Yes, some pro-Revolution Syrian activists benefitted from the practice of using a penname in the early days and months of the Revolution. These activists had ample reasons to fear for their safety, as they were definitely targeted by the Assad regime. However, these activists never sought to hide their identity from foreign correspondents, representatives of international human rights organizations, and even ambassadors and foreign officials. They wanted to shield themselves from the regime, not from the world. They were not trying to avoid scrutiny and accountability, but torture and death. Still, after the first year of the Revolution, almost all these activists ended up revealing their real identity to the public having chosen to move to rebel-controlled areas, or having been forced to leave the country all together.

Meanwhile, there is Ehsani2, a regime apologist, writing under a pseudonym, enjoying all the benefits that come with anonymity.

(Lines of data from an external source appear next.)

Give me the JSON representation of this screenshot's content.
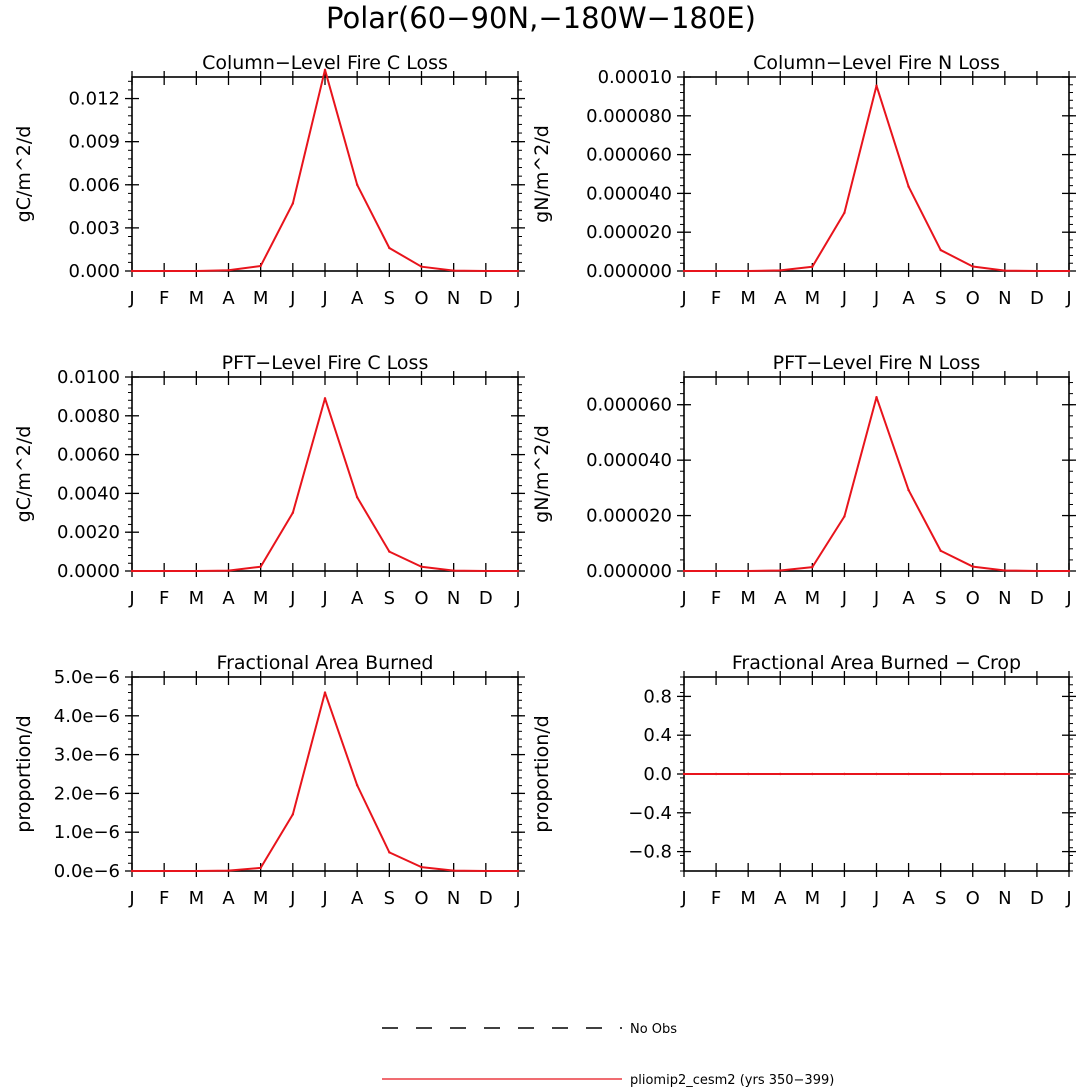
{
  "title": "Polar(60−90N,−180W−180E)",
  "colors": {
    "model": "#e8141c",
    "obs": "#000000",
    "axis": "#000000"
  },
  "legend": [
    {
      "label": "No Obs",
      "style": "dashed",
      "color": "#000000"
    },
    {
      "label": "pliomip2_cesm2 (yrs 350−399)",
      "style": "solid",
      "color": "#e8141c"
    }
  ],
  "chart_data": [
    {
      "type": "line",
      "title": "Column−Level Fire C Loss",
      "ylabel": "gC/m^2/d",
      "categories": [
        "J",
        "F",
        "M",
        "A",
        "M",
        "J",
        "J",
        "A",
        "S",
        "O",
        "N",
        "D",
        "J"
      ],
      "ylim": [
        0,
        0.0135
      ],
      "yticks": [
        0.0,
        0.003,
        0.006,
        0.009,
        0.012
      ],
      "ytick_labels": [
        "0.000",
        "0.003",
        "0.006",
        "0.009",
        "0.012"
      ],
      "series": [
        {
          "name": "pliomip2_cesm2 (yrs 350−399)",
          "values": [
            0.0,
            0.0,
            0.0,
            5e-05,
            0.00035,
            0.0047,
            0.014,
            0.006,
            0.0016,
            0.0003,
            3e-05,
            0.0,
            0.0
          ]
        }
      ]
    },
    {
      "type": "line",
      "title": "Column−Level Fire N Loss",
      "ylabel": "gN/m^2/d",
      "categories": [
        "J",
        "F",
        "M",
        "A",
        "M",
        "J",
        "J",
        "A",
        "S",
        "O",
        "N",
        "D",
        "J"
      ],
      "ylim": [
        0,
        0.0001
      ],
      "yticks": [
        0.0,
        2e-05,
        4e-05,
        6e-05,
        8e-05,
        0.0001
      ],
      "ytick_labels": [
        "0.000000",
        "0.000020",
        "0.000040",
        "0.000060",
        "0.000080",
        "0.00010"
      ],
      "series": [
        {
          "name": "pliomip2_cesm2 (yrs 350−399)",
          "values": [
            0.0,
            0.0,
            0.0,
            3e-07,
            2.2e-06,
            3e-05,
            9.55e-05,
            4.35e-05,
            1.08e-05,
            2.3e-06,
            2e-07,
            0.0,
            0.0
          ]
        }
      ]
    },
    {
      "type": "line",
      "title": "PFT−Level Fire C Loss",
      "ylabel": "gC/m^2/d",
      "categories": [
        "J",
        "F",
        "M",
        "A",
        "M",
        "J",
        "J",
        "A",
        "S",
        "O",
        "N",
        "D",
        "J"
      ],
      "ylim": [
        0,
        0.01
      ],
      "yticks": [
        0.0,
        0.002,
        0.004,
        0.006,
        0.008,
        0.01
      ],
      "ytick_labels": [
        "0.0000",
        "0.0020",
        "0.0040",
        "0.0060",
        "0.0080",
        "0.0100"
      ],
      "series": [
        {
          "name": "pliomip2_cesm2 (yrs 350−399)",
          "values": [
            0.0,
            0.0,
            0.0,
            2e-05,
            0.00022,
            0.003,
            0.0089,
            0.0038,
            0.001,
            0.00022,
            2e-05,
            0.0,
            0.0
          ]
        }
      ]
    },
    {
      "type": "line",
      "title": "PFT−Level Fire N Loss",
      "ylabel": "gN/m^2/d",
      "categories": [
        "J",
        "F",
        "M",
        "A",
        "M",
        "J",
        "J",
        "A",
        "S",
        "O",
        "N",
        "D",
        "J"
      ],
      "ylim": [
        0,
        7e-05
      ],
      "yticks": [
        0.0,
        2e-05,
        4e-05,
        6e-05
      ],
      "ytick_labels": [
        "0.000000",
        "0.000020",
        "0.000040",
        "0.000060"
      ],
      "series": [
        {
          "name": "pliomip2_cesm2 (yrs 350−399)",
          "values": [
            0.0,
            0.0,
            0.0,
            2e-07,
            1.4e-06,
            1.97e-05,
            6.27e-05,
            2.92e-05,
            7.3e-06,
            1.6e-06,
            2e-07,
            0.0,
            0.0
          ]
        }
      ]
    },
    {
      "type": "line",
      "title": "Fractional Area Burned",
      "ylabel": "proportion/d",
      "categories": [
        "J",
        "F",
        "M",
        "A",
        "M",
        "J",
        "J",
        "A",
        "S",
        "O",
        "N",
        "D",
        "J"
      ],
      "ylim": [
        0,
        5e-06
      ],
      "yticks": [
        0.0,
        1e-06,
        2e-06,
        3e-06,
        4e-06,
        5e-06
      ],
      "ytick_labels": [
        "0.0e−6",
        "1.0e−6",
        "2.0e−6",
        "3.0e−6",
        "4.0e−6",
        "5.0e−6"
      ],
      "series": [
        {
          "name": "pliomip2_cesm2 (yrs 350−399)",
          "values": [
            0.0,
            0.0,
            0.0,
            1e-08,
            8e-08,
            1.46e-06,
            4.6e-06,
            2.21e-06,
            4.8e-07,
            1e-07,
            1e-08,
            0.0,
            0.0
          ]
        }
      ]
    },
    {
      "type": "line",
      "title": "Fractional Area Burned − Crop",
      "ylabel": "proportion/d",
      "categories": [
        "J",
        "F",
        "M",
        "A",
        "M",
        "J",
        "J",
        "A",
        "S",
        "O",
        "N",
        "D",
        "J"
      ],
      "ylim": [
        -1,
        1
      ],
      "yticks": [
        -0.8,
        -0.4,
        0.0,
        0.4,
        0.8
      ],
      "ytick_labels": [
        "−0.8",
        "−0.4",
        "0.0",
        "0.4",
        "0.8"
      ],
      "series": [
        {
          "name": "pliomip2_cesm2 (yrs 350−399)",
          "values": [
            0,
            0,
            0,
            0,
            0,
            0,
            0,
            0,
            0,
            0,
            0,
            0,
            0
          ]
        }
      ]
    }
  ]
}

Yes, he often gets criticized and trolled online for his pro-regime views, but people have no idea whom they are criticizing, and their criticism often falls flat because they are unable to put any of his writings within any practical context. No one knows anything about him or his background, or what he does for a living, what his political activities are, what connections, past or present, he might have to regime circles, opposition circles or international circles. To boot, we have to take his word that, despite his avowed lack of neutrality he is a” reliable and credible source of info on Syria,” as he writes on his Twitter page account.

Ehsani2 might have revealed some more information about his backgrounds throughout the years, but unless you are a religious follower of his writings and of Syria Comment one is likely to have missed them, I know I did. The fact Joshua Landis has been willing to publish Ehsani2 anonymously for all this time adds Joshua’s own credibility to his, but it also means that we have to blindly trust Joshua’s judgment on this matter for all these years. In the realm of politics and public affairs, that, frankly, is too much to ask.

I, think, it’s about time for Ehsani2 to come out of his particular closet, face the music and dance, or try to, like the rest of us. Or, at the very least, it’s about time for Joshua to stop promoting his writings. As for the editors of War on the Rocks, they should be more wary in the future when making such decisions. The controversy generated by Mahboubian might have gotten them more clicks, but it came at the expense of their credibility, at least momentarily.